As shown in the simplified second scenario in Figure 4, a key to breaking the present downward spiral is to improve land users’ capacity to take informed decisions. One aspect of this is to improve access to information and technology and to enhance the capacity to use them.
In one sense this is the mechanism used in conjunction with the green revolution, which has been extremely successful (especially in Asian countries) in improving yields and even building surpluses.
However, the green revolution technologies have not proven to be sustainable, neither in yield production nor conservation of the natural resources.
Information and technology and the capacity to use them are essential to informed and more conscious decision making.
However, if individuals or institutions are not empowered to make decisions then sustainable land management cannot be the outcome. Establishing land-use policies that enable informed decisions to be made about land resources is therefore the critical factor to be enabling policies that must be built on stakeholder or land user involvement.
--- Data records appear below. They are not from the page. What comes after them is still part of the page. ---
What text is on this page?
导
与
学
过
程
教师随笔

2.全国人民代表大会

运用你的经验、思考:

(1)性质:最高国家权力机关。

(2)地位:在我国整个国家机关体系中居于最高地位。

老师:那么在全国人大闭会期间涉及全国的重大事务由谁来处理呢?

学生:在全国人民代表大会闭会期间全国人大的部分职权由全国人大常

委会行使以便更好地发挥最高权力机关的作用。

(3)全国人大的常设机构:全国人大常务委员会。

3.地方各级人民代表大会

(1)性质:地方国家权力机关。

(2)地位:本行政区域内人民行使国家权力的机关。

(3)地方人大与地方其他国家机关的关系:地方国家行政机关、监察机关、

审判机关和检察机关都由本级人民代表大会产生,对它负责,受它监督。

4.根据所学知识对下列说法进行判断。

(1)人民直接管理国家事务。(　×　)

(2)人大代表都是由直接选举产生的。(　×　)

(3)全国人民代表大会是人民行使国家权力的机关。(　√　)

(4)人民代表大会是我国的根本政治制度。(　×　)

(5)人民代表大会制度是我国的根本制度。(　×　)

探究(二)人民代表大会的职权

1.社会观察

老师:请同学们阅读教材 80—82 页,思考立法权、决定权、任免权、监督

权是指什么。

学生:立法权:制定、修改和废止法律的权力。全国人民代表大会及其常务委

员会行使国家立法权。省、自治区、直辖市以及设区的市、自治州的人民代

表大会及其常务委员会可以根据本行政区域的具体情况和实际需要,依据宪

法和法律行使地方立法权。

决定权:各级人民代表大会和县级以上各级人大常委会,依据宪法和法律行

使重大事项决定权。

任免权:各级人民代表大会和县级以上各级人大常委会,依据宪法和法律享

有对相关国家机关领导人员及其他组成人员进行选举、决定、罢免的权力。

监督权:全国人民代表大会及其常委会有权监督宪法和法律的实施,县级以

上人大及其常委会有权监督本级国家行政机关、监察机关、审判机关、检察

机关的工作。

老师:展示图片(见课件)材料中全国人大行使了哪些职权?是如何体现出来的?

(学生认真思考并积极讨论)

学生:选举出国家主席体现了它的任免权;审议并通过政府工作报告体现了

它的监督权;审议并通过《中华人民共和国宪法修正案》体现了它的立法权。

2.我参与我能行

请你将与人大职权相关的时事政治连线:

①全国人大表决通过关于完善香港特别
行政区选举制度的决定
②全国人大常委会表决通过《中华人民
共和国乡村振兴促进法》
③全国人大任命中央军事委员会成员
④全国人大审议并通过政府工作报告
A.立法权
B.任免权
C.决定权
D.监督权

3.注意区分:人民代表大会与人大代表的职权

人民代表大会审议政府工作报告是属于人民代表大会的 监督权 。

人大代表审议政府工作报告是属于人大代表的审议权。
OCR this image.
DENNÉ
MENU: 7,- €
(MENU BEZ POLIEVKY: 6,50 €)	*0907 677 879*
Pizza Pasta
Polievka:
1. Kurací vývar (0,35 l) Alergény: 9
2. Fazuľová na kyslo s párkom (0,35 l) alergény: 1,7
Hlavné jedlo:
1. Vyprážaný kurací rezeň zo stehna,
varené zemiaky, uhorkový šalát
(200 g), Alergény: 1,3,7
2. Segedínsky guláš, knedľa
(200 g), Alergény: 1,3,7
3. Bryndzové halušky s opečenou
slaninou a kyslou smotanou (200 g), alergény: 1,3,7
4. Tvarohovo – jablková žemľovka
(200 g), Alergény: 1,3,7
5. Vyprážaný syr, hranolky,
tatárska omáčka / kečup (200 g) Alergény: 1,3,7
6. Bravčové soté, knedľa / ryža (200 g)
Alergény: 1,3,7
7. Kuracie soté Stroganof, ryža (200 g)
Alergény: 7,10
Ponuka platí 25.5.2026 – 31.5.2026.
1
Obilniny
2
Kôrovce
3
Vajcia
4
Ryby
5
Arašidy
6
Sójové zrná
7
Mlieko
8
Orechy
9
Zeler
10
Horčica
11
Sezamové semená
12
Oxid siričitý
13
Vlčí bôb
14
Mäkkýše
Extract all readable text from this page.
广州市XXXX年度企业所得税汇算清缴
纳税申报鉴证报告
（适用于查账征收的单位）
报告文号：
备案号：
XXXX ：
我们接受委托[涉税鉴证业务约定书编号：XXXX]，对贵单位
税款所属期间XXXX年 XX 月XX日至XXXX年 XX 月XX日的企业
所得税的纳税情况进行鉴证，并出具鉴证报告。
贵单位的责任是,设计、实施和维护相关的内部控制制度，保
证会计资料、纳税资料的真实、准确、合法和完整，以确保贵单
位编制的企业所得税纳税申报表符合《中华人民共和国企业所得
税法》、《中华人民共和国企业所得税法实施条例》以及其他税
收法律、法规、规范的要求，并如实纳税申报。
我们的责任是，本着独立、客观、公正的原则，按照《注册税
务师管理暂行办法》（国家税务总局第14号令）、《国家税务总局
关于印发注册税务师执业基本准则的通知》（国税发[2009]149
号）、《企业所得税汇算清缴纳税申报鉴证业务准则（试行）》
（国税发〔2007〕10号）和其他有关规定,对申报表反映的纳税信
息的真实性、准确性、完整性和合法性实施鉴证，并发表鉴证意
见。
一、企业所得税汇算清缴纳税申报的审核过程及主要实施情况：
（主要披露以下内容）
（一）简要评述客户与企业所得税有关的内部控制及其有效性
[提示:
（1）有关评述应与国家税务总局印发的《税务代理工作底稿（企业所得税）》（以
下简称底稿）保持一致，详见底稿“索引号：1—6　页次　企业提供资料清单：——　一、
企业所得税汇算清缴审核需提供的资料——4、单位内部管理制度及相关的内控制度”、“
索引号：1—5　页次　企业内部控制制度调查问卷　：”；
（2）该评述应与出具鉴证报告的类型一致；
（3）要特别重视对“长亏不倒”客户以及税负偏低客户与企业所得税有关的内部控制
There is no universal technological fix for the challenge of meeting human needs while protecting the terrestrial biosphere. Land varies greatly in its productive potential, constraints and responses to management, even within areas as small as an individual farm.
The specific goals of groups of land users also differ, as well as the technology and physical and financial resources at their disposal.
The wide variations in land resources and socio-economic conditions necessitate an integrated planning approach applied with great flexibility to address particular local context questions and propose specific local context solutions.